Of course, there will be expenses involved with engaging a firm to design a new logo; disposing of all old letterhead, signs and business cards; and printing new material. The old logo featured a column and a flame, evoking both the tradition of education reaching back to Plato and Aristotle as well as the burning desire for knowledge that faculty work to stoke in students.
What should the new logo be? Well, how about a smiling dollar sign in place of the “S”? The smiling because of all the money saved.
As the president of USM pursues the first step of a plan meant to transform the university — by cutting 50 faculty positions and two more academic programs — that “transformation” is effectively cutting out the core of what a university should be.
Let’s call the result the Administration of Southern Maine. A$M, as I’ll call it, has already begun the process of shedding the unsightly, bulky professoriate by excising the programs of American and New England studies, geosciences, humanities at the Lewiston-Auburn College, applied medical sciences and French.
Neque Magistri (Neither Professors)
But why stop there?
The elimination of 50 faculty is effectively a course correction for last spring, whenUSM’s former president rescinded the individual layoffs of 12 faculty members. Indeed, who needs those pesky professors with their incessant whining about “transparency,” “shared governance” and “responsibility to students”? Administration is a powerful, majestic stallion annoyed at every turn by these gadflies. Eliminating all faculty would solve a problem that has plagued every administration.
Neque Discipuli (Nor Students)
So without faculty, there will be no need for students. The “student-centered university” can become the “self-centered administration.” Of course, the lack of students will obviate the need for marketing and outreach to attract new ones.

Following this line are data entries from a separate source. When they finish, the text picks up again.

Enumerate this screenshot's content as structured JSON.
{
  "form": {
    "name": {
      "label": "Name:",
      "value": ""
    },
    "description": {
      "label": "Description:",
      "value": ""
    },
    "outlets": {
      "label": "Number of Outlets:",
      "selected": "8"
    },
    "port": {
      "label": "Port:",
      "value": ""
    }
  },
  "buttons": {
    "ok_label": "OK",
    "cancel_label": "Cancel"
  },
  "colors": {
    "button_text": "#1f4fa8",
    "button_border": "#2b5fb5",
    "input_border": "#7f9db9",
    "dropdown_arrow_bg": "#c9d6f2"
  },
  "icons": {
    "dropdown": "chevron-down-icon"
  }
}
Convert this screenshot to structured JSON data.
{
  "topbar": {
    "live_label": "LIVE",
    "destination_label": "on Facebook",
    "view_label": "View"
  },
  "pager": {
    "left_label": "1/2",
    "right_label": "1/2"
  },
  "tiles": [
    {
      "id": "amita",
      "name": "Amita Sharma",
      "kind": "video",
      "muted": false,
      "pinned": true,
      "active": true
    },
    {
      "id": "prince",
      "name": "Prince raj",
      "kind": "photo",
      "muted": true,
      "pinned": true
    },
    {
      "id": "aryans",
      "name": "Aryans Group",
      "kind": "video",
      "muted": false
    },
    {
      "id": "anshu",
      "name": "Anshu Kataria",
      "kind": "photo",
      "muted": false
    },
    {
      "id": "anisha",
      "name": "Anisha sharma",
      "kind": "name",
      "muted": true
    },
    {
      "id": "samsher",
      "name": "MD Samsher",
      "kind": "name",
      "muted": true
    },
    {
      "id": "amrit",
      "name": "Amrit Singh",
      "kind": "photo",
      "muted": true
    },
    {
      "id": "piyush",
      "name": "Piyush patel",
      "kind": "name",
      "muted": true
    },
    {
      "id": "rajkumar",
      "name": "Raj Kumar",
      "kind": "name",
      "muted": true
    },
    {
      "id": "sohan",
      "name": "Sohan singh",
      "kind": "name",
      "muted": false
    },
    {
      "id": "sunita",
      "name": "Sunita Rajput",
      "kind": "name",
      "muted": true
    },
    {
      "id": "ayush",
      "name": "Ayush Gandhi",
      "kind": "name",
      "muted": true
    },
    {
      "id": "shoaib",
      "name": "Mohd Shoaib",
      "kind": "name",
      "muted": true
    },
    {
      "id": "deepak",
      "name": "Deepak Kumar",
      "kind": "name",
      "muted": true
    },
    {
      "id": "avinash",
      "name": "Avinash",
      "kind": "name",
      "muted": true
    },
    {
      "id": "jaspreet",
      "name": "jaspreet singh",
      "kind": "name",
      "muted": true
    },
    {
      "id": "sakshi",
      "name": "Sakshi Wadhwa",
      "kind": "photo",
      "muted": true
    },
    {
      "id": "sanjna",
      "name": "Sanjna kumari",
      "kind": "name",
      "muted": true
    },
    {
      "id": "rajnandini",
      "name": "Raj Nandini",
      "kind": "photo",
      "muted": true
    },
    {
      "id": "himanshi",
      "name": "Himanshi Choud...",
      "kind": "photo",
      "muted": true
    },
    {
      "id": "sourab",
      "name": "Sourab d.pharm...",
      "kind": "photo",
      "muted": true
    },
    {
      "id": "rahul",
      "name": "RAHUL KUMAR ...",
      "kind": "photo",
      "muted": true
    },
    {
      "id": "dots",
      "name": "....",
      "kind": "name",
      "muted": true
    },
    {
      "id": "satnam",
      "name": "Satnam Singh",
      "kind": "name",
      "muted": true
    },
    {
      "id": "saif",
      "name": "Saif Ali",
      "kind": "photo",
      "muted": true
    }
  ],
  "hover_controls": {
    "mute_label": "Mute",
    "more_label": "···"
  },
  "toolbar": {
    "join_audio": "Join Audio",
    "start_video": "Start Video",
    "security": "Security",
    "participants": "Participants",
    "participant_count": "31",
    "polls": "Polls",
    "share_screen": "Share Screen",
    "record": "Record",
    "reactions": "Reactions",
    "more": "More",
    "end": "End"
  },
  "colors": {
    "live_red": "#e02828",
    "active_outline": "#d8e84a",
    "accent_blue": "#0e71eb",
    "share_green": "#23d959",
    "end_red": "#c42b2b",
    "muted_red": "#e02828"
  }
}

And student services meant to retain students will likewise become obsolete. The thrilling result in both cases: more money saved.
Neque Salariarii (Nor Staff)
No university can run properly without the essential and invaluable contributions of staff. But without students to serve or faculty to support, staff won’t be needed.
A$M will start a new trend that might even spark similar actions at universities and colleges across the nation. Shouldn’t we be the leader of this trend before some other administration filches the idea from us? I for one want to see an Administration of Southern Maine before I see a Princeton Administration or a Deep Springs Administration.
Just as they have done for the University of Maine System, Maine taxpayers will continue to support the Administration of Maine System. They will be thrilled at the lower cost of supporting only administrators and will praise the administration for eliminating the university. Better yet, administration can swell its ranks by hiring more administrators. But wait, it gets even better. Administration also can increase every administrator’s salary with these savings.
So you may be wondering that without faculty, staff or students, what will these administrators be administering? Why, themselves, of course! They will still need to create mission statements, strategic directives, task force initiatives and the like.
Finally, failed campus administrators can continue to be mothballed at the system level with sinecures, drawing the same salary they had drawn in their previous positions. While not financially sound, this custom does have the advantage of comporting with past practice.
So, what should Maine students do without a public university system to prepare them to be critically thinking members ready to participate in a vibrant democracy?
Let’s take a cue from page 12 of the Republican Party of Texas platform from 2012: “We oppose the teaching of Higher Order Thinking Skills (HOTS) (values clarification), critical thinking skills and similar programs that … have the purpose of challenging the student’s fixed beliefs and undermining parental authority.”
And what should they do without a public university system to provide them with a broad education that can lead to a promising career?
Well, in the immortal words of former USM President Theodora Kalikow: “McDonald’s is not always bad.”
Paul Christiansen of Gorham is an associate professor of music at the University of Southern Maine. He recently received a layoff notice from USM.